Pope Leo XIV’s Vatican issued a final warning to the Society of St. Pius X on Wednesday, telling the breakaway traditionalist group that moving forward with a July 1 plan to consecrate four bishops without papal consent would amount to a schismatic act carrying automatic excommunication. The Vatican framed the announcement as a last-ditch effort to prevent a crisis as the new pope faces what the Vatican described as the gravest challenge to his authority so far.

In a statement through Vatican doctrine chief Cardinal Víctor Manuel Fernández, the Vatican said Pope Leo XIV was praying for SSPX leaders, adding that it hoped they “may reconsider the extremely grave decision they have made.” Vatican officials said the warning was aimed at disrupting what they described as an impending rupture with papal authority.

The scheduled consecrations are set for July 1, when SSPX leaders plan to ordain four new bishops. The Vatican said the move would create the first tangible test for Leo’s effort to heal divisions with traditionalist Catholics, a rift that widened during Pope Francis’ pontificate.

The SSPX traces its roots to opposition to changes introduced by the Second Vatican Council in the 1960s. The group was founded in Écône, Switzerland, in 1970, and it became known for celebrating the pre-Vatican II Latin Mass, which it continued to do as the Vatican increasingly allowed Mass in the vernacular.

The break with Rome became formal in 1988, when the group’s founder, Archbishop Marcel Lefebvre, consecrated four bishops without papal consent. The Vatican then excommunicated Lefebvre and the four other bishops, and the group has remained without legal status in the Catholic Church, according to the AP report.

The AP report said the Vatican views the SSPX’s growth as a long-term threat because it operates outside Rome’s canonical structures. The report cited SSPX statistics saying the group today includes two bishops, 733 priests, 264 seminarians, 145 religious brothers, 88 oblates, and 250 religious sisters representing 50 nationalities.

For its part, the SSPX leadership has said older bishops can no longer serve a global congregation as the group has expanded. The SSPX superior, Rev. Davide Pagliarani, announced earlier this year that the group would consecrate new bishops on July 1, arguing that its remaining two aging bishops can no longer meet the needs of the movement.

The Vatican invited Pagliarani to talks, but the AP report said the same theological and practical problems that have blocked rapprochement for decades left the sides at an impasse. In comments on the SSPX website, Pagliarani reiterated the need for the new bishops, saying that “Now, what is at stake today is not an opinion, nor a sensibility, nor a preferential option, nor a particular nuance in the interpretation of a text, but the faith and morals that a Catholic must know, profess, and practice in order to save his soul and reach paradise.”

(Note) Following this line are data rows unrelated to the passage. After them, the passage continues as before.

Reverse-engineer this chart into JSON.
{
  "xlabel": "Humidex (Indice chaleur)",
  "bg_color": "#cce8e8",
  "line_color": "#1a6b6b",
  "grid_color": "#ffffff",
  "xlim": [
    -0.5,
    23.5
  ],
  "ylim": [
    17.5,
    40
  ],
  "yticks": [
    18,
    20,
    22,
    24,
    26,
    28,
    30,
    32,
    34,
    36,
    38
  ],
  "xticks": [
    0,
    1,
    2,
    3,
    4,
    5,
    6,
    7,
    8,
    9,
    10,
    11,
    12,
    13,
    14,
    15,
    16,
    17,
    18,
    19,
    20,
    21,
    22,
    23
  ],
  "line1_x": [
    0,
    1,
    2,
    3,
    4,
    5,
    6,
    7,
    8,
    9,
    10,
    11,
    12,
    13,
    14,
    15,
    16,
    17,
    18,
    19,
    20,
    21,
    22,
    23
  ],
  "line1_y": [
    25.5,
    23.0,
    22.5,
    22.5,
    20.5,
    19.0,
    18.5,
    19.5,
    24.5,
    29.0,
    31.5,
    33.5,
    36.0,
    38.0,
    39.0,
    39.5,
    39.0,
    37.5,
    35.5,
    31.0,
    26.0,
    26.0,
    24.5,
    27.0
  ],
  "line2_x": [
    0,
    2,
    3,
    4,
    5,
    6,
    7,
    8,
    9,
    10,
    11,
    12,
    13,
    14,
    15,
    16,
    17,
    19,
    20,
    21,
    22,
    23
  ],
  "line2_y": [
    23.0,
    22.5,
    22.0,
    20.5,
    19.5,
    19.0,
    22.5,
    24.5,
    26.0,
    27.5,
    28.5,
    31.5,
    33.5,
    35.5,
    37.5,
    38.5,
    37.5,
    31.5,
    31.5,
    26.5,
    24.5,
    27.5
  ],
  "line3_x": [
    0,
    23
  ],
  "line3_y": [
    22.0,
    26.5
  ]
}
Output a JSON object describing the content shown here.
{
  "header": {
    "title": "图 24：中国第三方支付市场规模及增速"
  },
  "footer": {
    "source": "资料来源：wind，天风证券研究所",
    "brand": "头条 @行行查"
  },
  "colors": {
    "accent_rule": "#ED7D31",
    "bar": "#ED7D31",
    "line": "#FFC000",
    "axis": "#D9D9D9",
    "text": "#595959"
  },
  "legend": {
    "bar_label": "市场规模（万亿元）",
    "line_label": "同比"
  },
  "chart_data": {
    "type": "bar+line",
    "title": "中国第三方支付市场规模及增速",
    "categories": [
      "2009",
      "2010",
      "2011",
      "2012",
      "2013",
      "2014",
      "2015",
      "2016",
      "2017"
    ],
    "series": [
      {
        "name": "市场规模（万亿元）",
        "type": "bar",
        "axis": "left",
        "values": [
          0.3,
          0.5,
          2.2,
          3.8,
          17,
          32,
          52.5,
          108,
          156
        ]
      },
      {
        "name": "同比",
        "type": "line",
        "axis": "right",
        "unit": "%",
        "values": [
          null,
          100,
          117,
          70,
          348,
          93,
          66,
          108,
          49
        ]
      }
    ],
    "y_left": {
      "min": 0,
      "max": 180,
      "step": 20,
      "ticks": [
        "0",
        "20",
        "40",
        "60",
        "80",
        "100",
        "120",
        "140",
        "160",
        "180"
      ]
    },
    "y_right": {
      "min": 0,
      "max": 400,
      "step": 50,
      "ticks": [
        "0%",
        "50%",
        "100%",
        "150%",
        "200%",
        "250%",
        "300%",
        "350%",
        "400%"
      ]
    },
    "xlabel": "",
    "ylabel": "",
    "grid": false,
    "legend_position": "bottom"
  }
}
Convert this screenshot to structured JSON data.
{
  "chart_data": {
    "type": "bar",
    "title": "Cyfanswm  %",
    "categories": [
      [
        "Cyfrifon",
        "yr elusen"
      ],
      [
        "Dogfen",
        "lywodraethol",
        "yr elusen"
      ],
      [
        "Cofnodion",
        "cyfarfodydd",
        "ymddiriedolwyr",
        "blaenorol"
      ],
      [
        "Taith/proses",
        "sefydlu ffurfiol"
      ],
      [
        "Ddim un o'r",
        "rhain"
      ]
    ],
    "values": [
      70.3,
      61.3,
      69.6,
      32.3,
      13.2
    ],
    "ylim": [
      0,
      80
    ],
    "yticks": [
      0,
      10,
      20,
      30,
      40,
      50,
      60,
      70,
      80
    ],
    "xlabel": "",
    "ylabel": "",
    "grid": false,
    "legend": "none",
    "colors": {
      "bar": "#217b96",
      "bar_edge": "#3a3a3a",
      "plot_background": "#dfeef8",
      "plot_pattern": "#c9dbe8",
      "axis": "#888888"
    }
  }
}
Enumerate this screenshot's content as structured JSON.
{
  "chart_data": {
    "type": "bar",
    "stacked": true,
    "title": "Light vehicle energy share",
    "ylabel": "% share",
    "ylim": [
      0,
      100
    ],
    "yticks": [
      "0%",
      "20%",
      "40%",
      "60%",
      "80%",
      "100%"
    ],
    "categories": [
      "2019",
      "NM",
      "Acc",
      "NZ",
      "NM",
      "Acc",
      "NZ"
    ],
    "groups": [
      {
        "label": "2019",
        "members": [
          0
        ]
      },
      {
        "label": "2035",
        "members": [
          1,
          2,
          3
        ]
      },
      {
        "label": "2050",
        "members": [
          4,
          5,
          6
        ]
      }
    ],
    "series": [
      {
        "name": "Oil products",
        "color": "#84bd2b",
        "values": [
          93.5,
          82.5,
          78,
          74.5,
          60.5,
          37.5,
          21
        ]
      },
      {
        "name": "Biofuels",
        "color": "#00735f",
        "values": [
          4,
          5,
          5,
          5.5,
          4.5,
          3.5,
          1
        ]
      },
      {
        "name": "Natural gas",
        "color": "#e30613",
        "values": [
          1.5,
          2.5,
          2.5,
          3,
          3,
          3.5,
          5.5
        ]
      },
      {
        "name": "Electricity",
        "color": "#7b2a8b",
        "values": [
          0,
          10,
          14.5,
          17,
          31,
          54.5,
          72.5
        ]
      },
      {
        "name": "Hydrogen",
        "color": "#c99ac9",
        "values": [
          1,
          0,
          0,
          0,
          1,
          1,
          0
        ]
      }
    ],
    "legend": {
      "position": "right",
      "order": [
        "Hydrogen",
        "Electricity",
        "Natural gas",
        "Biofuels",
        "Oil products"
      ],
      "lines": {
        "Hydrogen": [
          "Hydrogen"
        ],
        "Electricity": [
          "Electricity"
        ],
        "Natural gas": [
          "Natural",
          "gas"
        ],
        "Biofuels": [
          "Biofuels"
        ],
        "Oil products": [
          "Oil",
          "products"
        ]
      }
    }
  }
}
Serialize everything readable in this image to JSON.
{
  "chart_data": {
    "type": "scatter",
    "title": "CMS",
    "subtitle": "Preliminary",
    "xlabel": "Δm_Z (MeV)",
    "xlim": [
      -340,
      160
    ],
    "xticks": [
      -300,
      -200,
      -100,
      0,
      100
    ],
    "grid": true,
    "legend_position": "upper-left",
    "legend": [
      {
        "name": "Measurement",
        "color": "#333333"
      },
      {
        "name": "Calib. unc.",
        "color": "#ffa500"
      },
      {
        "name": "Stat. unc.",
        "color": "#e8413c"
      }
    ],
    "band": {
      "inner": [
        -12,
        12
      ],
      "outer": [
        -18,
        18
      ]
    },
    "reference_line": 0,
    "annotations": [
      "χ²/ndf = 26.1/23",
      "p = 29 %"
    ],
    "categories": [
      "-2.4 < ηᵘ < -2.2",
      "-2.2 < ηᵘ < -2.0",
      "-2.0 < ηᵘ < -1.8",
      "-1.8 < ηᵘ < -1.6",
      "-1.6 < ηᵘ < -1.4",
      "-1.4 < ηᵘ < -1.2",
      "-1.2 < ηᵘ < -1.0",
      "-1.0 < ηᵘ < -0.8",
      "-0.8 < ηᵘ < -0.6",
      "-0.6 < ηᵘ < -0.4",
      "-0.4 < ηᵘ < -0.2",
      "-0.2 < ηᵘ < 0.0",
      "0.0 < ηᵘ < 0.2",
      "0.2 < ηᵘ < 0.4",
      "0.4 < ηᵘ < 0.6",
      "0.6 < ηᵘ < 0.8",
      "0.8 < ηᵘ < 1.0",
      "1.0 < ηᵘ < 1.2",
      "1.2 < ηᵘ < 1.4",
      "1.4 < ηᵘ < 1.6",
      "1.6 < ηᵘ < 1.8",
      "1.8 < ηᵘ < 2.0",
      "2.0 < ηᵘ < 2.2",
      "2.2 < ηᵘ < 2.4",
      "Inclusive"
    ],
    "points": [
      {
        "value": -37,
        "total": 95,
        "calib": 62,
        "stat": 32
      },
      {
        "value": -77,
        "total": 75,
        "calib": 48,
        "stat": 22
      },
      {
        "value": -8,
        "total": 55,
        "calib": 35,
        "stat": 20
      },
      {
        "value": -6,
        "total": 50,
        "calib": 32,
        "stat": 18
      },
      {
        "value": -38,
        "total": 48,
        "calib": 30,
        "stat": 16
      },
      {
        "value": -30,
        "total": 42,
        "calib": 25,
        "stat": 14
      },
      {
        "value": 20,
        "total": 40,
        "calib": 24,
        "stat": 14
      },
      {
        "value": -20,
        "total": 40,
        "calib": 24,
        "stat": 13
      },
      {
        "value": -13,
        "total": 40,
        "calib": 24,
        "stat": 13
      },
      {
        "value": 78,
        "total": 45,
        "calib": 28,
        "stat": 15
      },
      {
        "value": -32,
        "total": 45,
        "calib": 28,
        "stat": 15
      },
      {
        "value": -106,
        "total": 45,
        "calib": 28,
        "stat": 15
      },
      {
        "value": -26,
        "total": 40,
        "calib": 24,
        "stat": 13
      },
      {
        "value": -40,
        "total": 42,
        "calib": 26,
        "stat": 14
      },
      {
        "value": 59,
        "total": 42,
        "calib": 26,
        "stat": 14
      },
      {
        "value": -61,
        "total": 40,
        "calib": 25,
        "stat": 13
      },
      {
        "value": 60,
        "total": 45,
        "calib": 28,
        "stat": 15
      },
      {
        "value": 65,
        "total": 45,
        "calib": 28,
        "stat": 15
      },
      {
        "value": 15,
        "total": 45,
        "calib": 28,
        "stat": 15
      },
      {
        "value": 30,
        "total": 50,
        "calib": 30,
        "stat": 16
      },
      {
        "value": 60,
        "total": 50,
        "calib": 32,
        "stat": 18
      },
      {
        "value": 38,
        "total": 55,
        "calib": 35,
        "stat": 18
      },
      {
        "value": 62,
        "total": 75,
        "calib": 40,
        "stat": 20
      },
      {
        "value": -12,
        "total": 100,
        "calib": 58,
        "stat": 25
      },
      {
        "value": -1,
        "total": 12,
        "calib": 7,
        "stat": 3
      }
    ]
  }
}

As the July 1 date approaches, traditionalists who remain loyal to Rome and who oppose Francis-era restrictions on the old Latin Mass are also watching Leo’s response. The AP report said Rorate Caeli, a traditionalist blog that has closely followed the dispute, argued that Francis’ crackdown—known by the Latin title Traditionis custodes—created the “crisis” the SSPX says it is facing. In its Wednesday statement, Rorate Caeli wrote that the Vatican cannot “just punish,” and said it must show traditional Catholics are “once again welcomed and loved in the church” by returning to what it called the status quo before Francis’ restrictions.

The current standoff ties back to Francis’ shift in 2021, when he reimposed restrictions on celebrating the old Latin Mass that Pope Benedict XVI had relaxed in 2007. Francis said he was reversing Benedict’s approach because the older rules had become a source of division in the church and were being used by conservative Catholics opposed to Vatican II. Francis’ move, the AP report said, became one of the most divisive actions of his 12-year papacy, prompting Leo—who began his pontificate promising to heal divisions—to confront the challenge as a defining early test.